As my colleague Brandy Zadrozny reported: “It’s not the first time in recent months that newly unearthed writings have suggested Trump and Epstein shared closer ties than the president has acknowledged. In July, The Wall Street Journal reported on a 2003 birthday card from Trump to Epstein. The card contained a cryptic message wrapped in an illustration of a naked woman, drawn in bold black marker, about having ‘certain things in common,’ which offered in closing, ‘may every day be another wonderful secret.’ Trump denies authoring the note and has sued the Journal over the story.”

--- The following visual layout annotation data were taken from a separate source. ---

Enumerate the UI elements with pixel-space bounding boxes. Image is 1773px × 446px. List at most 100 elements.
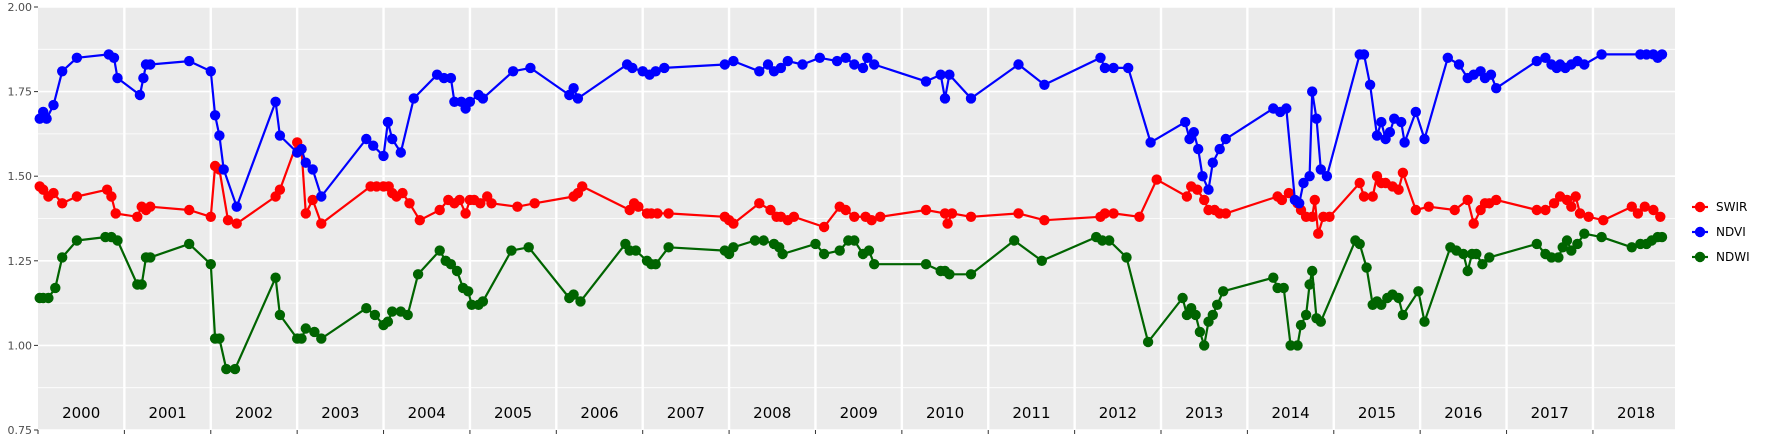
data-point	[719, 59, 730, 70]
data-point	[296, 333, 307, 344]
data-point	[1531, 204, 1543, 216]
data-point	[387, 306, 398, 317]
year-label: 2017	[1531, 404, 1569, 422]
data-point	[1397, 309, 1409, 321]
series-layer	[34, 49, 1668, 375]
data-point	[1566, 201, 1577, 212]
data-point	[414, 215, 425, 226]
data-point	[184, 55, 195, 67]
data-point	[1639, 201, 1651, 212]
data-point	[788, 211, 800, 222]
data-point	[946, 208, 958, 219]
data-point	[361, 303, 372, 314]
data-point	[231, 218, 242, 229]
data-point	[475, 198, 486, 209]
data-point	[627, 62, 638, 74]
data-point	[1220, 133, 1232, 145]
data-point	[663, 208, 674, 219]
data-point	[57, 66, 68, 77]
data-point	[1364, 79, 1376, 91]
data-point	[1220, 208, 1232, 219]
year-label: 2009	[840, 404, 878, 422]
data-point	[145, 252, 156, 263]
data-point	[369, 309, 381, 321]
data-point	[1304, 279, 1315, 290]
data-point	[1309, 194, 1321, 206]
data-point	[205, 66, 216, 77]
year-label: 2010	[926, 404, 964, 422]
data-point	[1596, 49, 1607, 60]
data-point	[132, 211, 143, 222]
data-point	[862, 52, 873, 63]
data-point	[1393, 184, 1404, 195]
data-point	[506, 245, 517, 256]
data-point	[797, 59, 808, 70]
data-point	[1268, 272, 1279, 283]
x-axis	[37, 430, 1594, 434]
data-point	[1295, 319, 1307, 331]
data-point	[749, 235, 761, 246]
data-point	[112, 235, 123, 246]
data-point	[1207, 309, 1219, 321]
data-point	[840, 204, 851, 216]
data-point	[145, 59, 156, 70]
data-point	[1324, 211, 1335, 222]
data-point	[108, 52, 120, 63]
data-point	[57, 252, 68, 263]
data-point	[1276, 194, 1288, 206]
data-point	[1367, 191, 1378, 202]
year-label: 2012	[1099, 404, 1137, 422]
data-point	[765, 204, 776, 216]
data-point	[1393, 292, 1404, 304]
data-point	[1453, 59, 1465, 70]
data-point	[1561, 235, 1573, 246]
data-point	[869, 259, 880, 270]
data-point	[1570, 191, 1581, 202]
data-point	[222, 215, 234, 226]
data-point	[568, 289, 579, 300]
data-point	[1358, 49, 1370, 60]
data-point	[849, 235, 860, 246]
year-label: 2000	[62, 404, 100, 422]
data-point	[300, 208, 311, 219]
data-point	[1193, 143, 1204, 155]
data-point	[663, 242, 674, 253]
data-point	[382, 316, 394, 327]
data-point	[1194, 326, 1206, 338]
data-point	[1579, 228, 1590, 239]
data-point	[525, 62, 536, 74]
data-point	[650, 259, 661, 270]
y-tick-label: 1.00	[8, 339, 33, 352]
data-point	[935, 69, 946, 80]
year-label: 2007	[667, 404, 705, 422]
data-point	[71, 52, 83, 63]
data-point	[965, 93, 977, 104]
year-label: 2014	[1271, 404, 1309, 422]
data-point	[1419, 316, 1430, 327]
data-point	[728, 242, 739, 253]
data-point	[577, 181, 588, 192]
data-point	[1013, 208, 1024, 219]
data-point	[630, 245, 641, 256]
data-point	[1548, 198, 1560, 209]
data-point	[296, 143, 307, 155]
data-point	[1292, 340, 1303, 351]
data-point	[112, 72, 123, 84]
data-point	[652, 208, 663, 219]
data-point	[857, 62, 869, 74]
data-point	[71, 235, 83, 246]
data-point	[1376, 116, 1387, 128]
data-point	[1485, 69, 1497, 80]
grid-major	[38, 6, 1675, 431]
legend-item-ndwi: NDWI	[1692, 250, 1750, 264]
data-point	[106, 191, 117, 202]
data-point	[229, 363, 241, 375]
data-point	[445, 72, 457, 84]
data-point	[834, 245, 845, 256]
data-point	[451, 265, 463, 277]
data-point	[1626, 242, 1638, 253]
data-point	[1121, 252, 1132, 263]
data-point	[1307, 265, 1318, 277]
data-point	[1298, 177, 1309, 189]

It’s not just members of Trump’s far-right tinfoil hat base who see one thing and decide the opposite is true.
The Trump-curious liberal comic Bill Maher, on his podcast “Club Random” this week, gushed to actress and MAHA queen Cheryl Hines that he appreciates that Trump “really, really does not like war.” In a viral clip from the interview, Maher talks about how, during his infamous White House dinner with the president, Trump told him how affected he was by seeing raw footage of war carnage in Ukraine. Despite Trump’s absurd and untrue boasts about stopping several wars, Maher insisted, “It’s still good that we’re solving them and not starting them.”
Maher’s not a dumb guy, so maybe he’s too busy hosting his HBO show or possibly getting drunk and stoned on his podcast (as is his wont) to notice that in addition to ordering extralegal killings of suspected narcotics traffickers, the Trump administration has sent the world’s largest warship to the Caribbean as senior officials mull a U.S. military attack on Venezuela. And as my colleague Steve Benen noted last month, Trump in his second term has also already “launched preemptive military strikes on targets in Iran; initiated a bombing campaign in Yemen; announced his desire to annex Canada, Greenland, the Panama Canal and the Gaza Strip; and spoken publicly about possibly returning U.S. troops to Afghanistan.”